Akhirnya, Reza memanfaatkan mobilnya untuk menjadi "kaki-kaki yang lain" mencari makan. Dia jadi driver online, dan sebagaimana sifat laki-laki yang seolah semua masalah bisa ditanggung dan diselesaikan sendiri, Reza tak memberi tahu Angela atas dipecatnya dirinya. Ditambah keributan soal latar belakang yang berbeda, yang menjadi penghambat Rumah Tangga, Reza memutuskan untuk tinggal di penginapan temannya.

Di penginapan itu, Reza bertemu dengan Soraya. Mahasiswa S2 Psikologi yang lumayan eksentrik, hedon, dan berani. Untunglah, karakter Soraya ini hanya tempelan saja, yang tak berperan signifikan dalam alur rumah tangga Reza-Angela, meski aku sedikit was-was akan ada konflik cheesy di dalamnya. 

Bom waktu itu pun meledak, ketika Reza pulang dan mendapati istrinya bekerja, Reza jadi sangat merah, murka besar, dan apa pun yang ada dibanting. Dia merasa kuasanya sebagai suami diinjak-injak, dia merasa istrinya Angela tak menghormati keputusannya, dia merasa lebih baik dan istrinya salah, dia merasa benar sendiri. Pertengkaran itu begitu menghanyutkanku, di kenyataan, aku yakin masih banyak lelaki yang seperti itu. Kedewasaan lagi-lagi jadi faktor penentu.

Bidadari itu Angela
Hingga akhirnya orangtua menjadi tempat mencari saran terbaik. Reza datang pada ayahnya dan diberikanlah petuah-petuah rumah tangga bahwa mereka berbeda dan jalan keluarnya adalah saling hormat menghormati. Dan tentu si anak, Rasya, bisa menjadi penghubung semua ini.

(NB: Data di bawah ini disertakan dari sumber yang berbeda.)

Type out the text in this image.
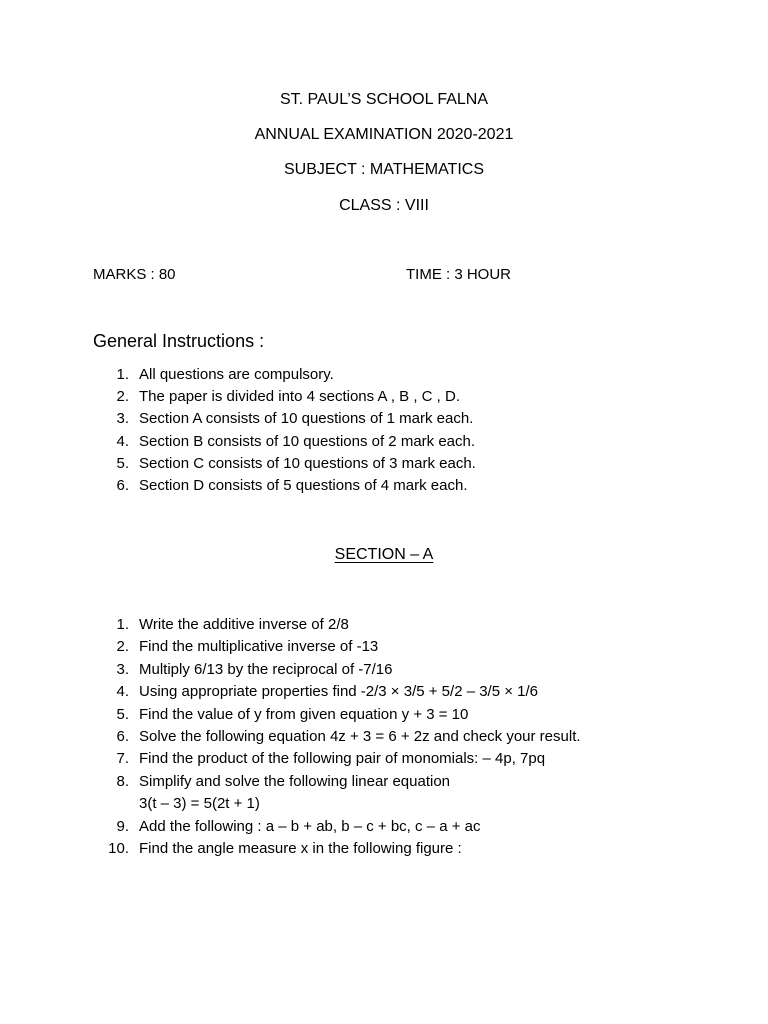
ST. PAUL’S SCHOOL FALNA
ANNUAL EXAMINATION 2020-2021
SUBJECT : MATHEMATICS
CLASS : VIII
MARKS : 80	TIME : 3 HOUR
General Instructions :
1. All questions are compulsory.
2. The paper is divided into 4 sections A , B , C , D.
3. Section A consists of 10 questions of 1 mark each.
4. Section B consists of 10 questions of 2 mark each.
5. Section C consists of 10 questions of 3 mark each.
6. Section D consists of 5 questions of 4 mark each.
SECTION – A
1. Write the additive inverse of 2/8
2. Find the multiplicative inverse of -13
3. Multiply 6/13 by the reciprocal of -7/16
4. Using appropriate properties find -2/3 × 3/5 + 5/2 – 3/5 × 1/6
5. Find the value of y from given equation y + 3 = 10
6. Solve the following equation 4z + 3 = 6 + 2z and check your result.
7. Find the product of the following pair of monomials: – 4p, 7pq
8. Simplify and solve the following linear equation
3(t – 3) = 5(2t + 1)
9. Add the following : a – b + ab, b – c + bc, c – a + ac
10. Find the angle measure x in the following figure :
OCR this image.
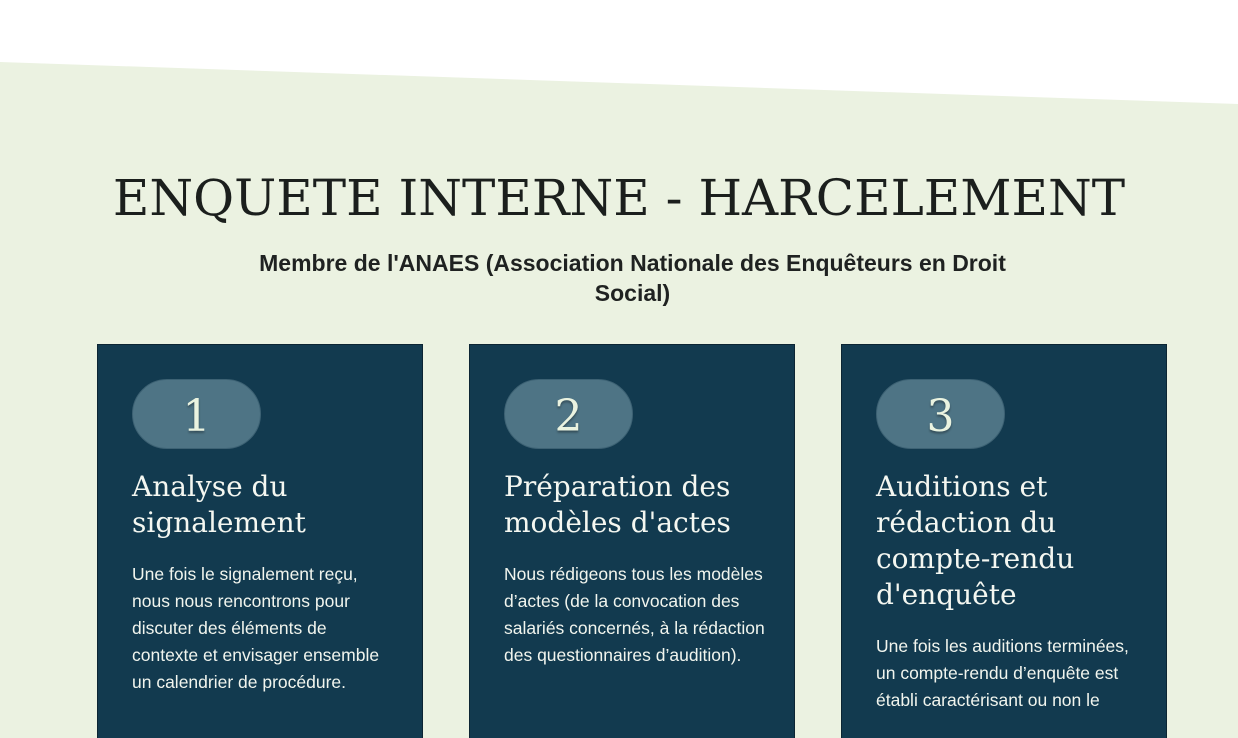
ENQUETE INTERNE - HARCELEMENT
Membre de l'ANAES (Association Nationale des Enquêteurs en Droit Social)
1
Analyse du signalement

Une fois le signalement reçu, nous nous rencontrons pour discuter des éléments de contexte et envisager ensemble un calendrier de procédure.

2
Préparation des modèles d'actes

Nous rédigeons tous les modèles d’actes (de la convocation des salariés concernés, à la rédaction des questionnaires d’audition).

3
Auditions et rédaction du compte-rendu d'enquête

Une fois les auditions terminées, un compte-rendu d’enquête est établi caractérisant ou non le
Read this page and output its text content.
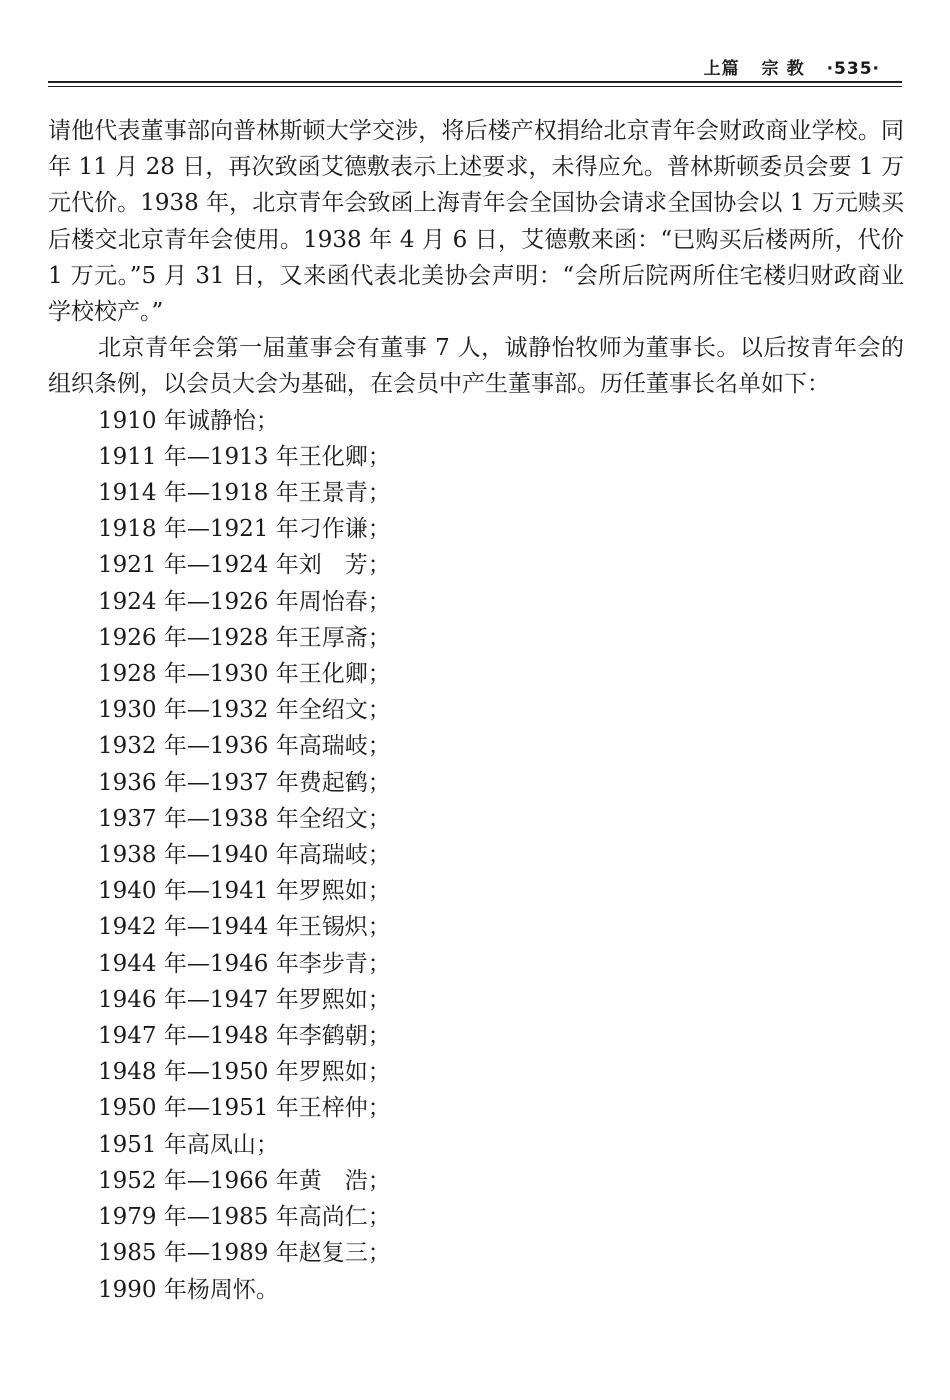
上篇 宗 教 ·535·

请他代表董事部向普林斯顿大学交涉，将后楼产权捐给北京青年会财政商业学校。同年 11 月 28 日，再次致函艾德敷表示上述要求，未得应允。普林斯顿委员会要 1 万元代价。1938 年，北京青年会致函上海青年会全国协会请求全国协会以 1 万元赎买后楼交北京青年会使用。1938 年 4 月 6 日，艾德敷来函：“已购买后楼两所，代价 1 万元。”5 月 31 日，又来函代表北美协会声明：“会所后院两所住宅楼归财政商业学校校产。”

北京青年会第一届董事会有董事 7 人，诚静怡牧师为董事长。以后按青年会的组织条例，以会员大会为基础，在会员中产生董事部。历任董事长名单如下：

1910 年诚静怡；
1911 年—1913 年王化卿；
1914 年—1918 年王景青；
1918 年—1921 年刁作谦；
1921 年—1924 年刘　芳；
1924 年—1926 年周怡春；
1926 年—1928 年王厚斋；
1928 年—1930 年王化卿；
1930 年—1932 年全绍文；
1932 年—1936 年高瑞岐；
1936 年—1937 年费起鹤；
1937 年—1938 年全绍文；
1938 年—1940 年高瑞岐；
1940 年—1941 年罗熙如；
1942 年—1944 年王锡炽；
1944 年—1946 年李步青；
1946 年—1947 年罗熙如；
1947 年—1948 年李鹤朝；
1948 年—1950 年罗熙如；
1950 年—1951 年王梓仲；
1951 年高凤山；
1952 年—1966 年黄　浩；
1979 年—1985 年高尚仁；
1985 年—1989 年赵复三；
1990 年杨周怀。
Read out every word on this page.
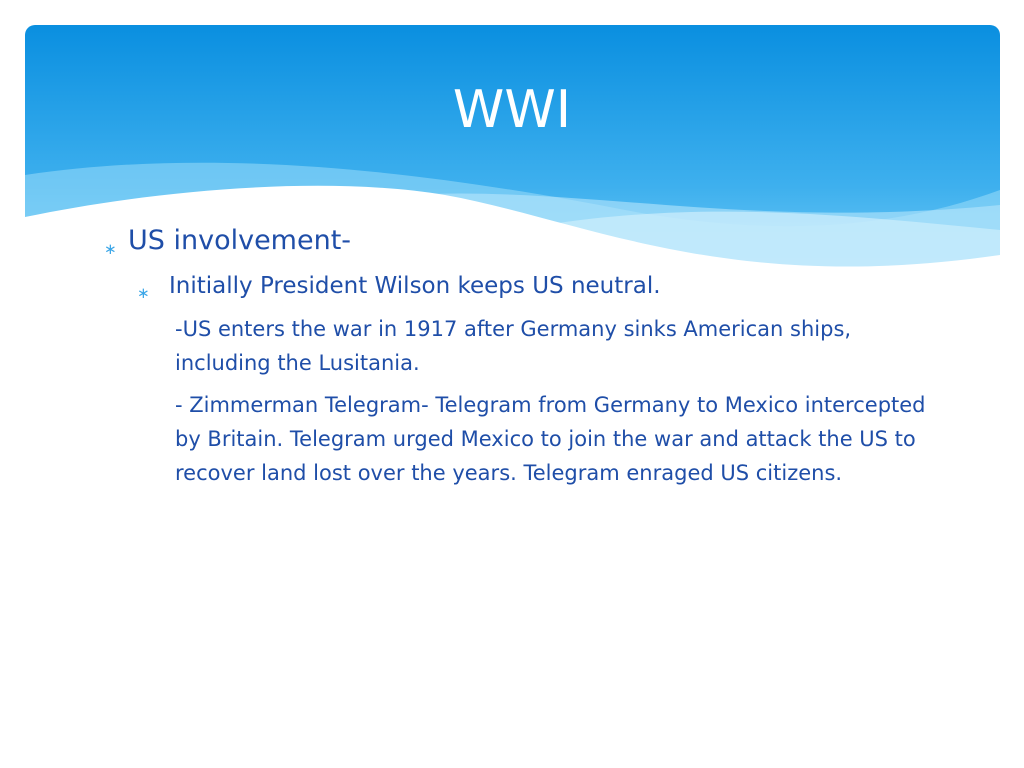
WWI
∗ US involvement-
∗ Initially President Wilson keeps US neutral.

-US enters the war in 1917 after Germany sinks American ships, including the Lusitania.

- Zimmerman Telegram- Telegram from Germany to Mexico intercepted by Britain. Telegram urged Mexico to join the war and attack the US to recover land lost over the years. Telegram enraged US citizens.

Juga Babah yang merasa lebih nyaman tinggal bersama Angela, dibanding dua anaknya yang lain, yang kaya raya sundul langit, meski akhirnya, yah... kena OTT, tersandung korupsi.

Jika dibilang ide sutradara Aria Kusumadewa populis dalam film ini, barangkali aku sepakat. Tapi akting Angela dan Reza secara emosi dapat. Apalagi ketika Reza nulis status di WhatsApp, pengen aku bilang: "Brengsek! Sempet-sempetnya! Haha." Karakter mereka dalam film ini juara sih.

Aku suka dengan adegan-adegan simbolik dan percakapan antar perbedaan keyakinan antara Reza dan Angela. Atau dialog-dialog antara Babah, penjual baju koko (Johan-Deddy Mizwar), dan Pak Boro penjual nisan. Begitu paradoks hidup, saat orang sedang dilanda kesedihan, ada pihak-pihak yang justru mendapat rezeki karena itulah sumber pendapatannya, "Belum ada orang mati!" kata Boro. Dan masih terkenang juga apa kata Johan dalam film ini: "Di tempat ini toleran karena para pemuka agamanya memberikan pemahaman yang benar pada umatnya."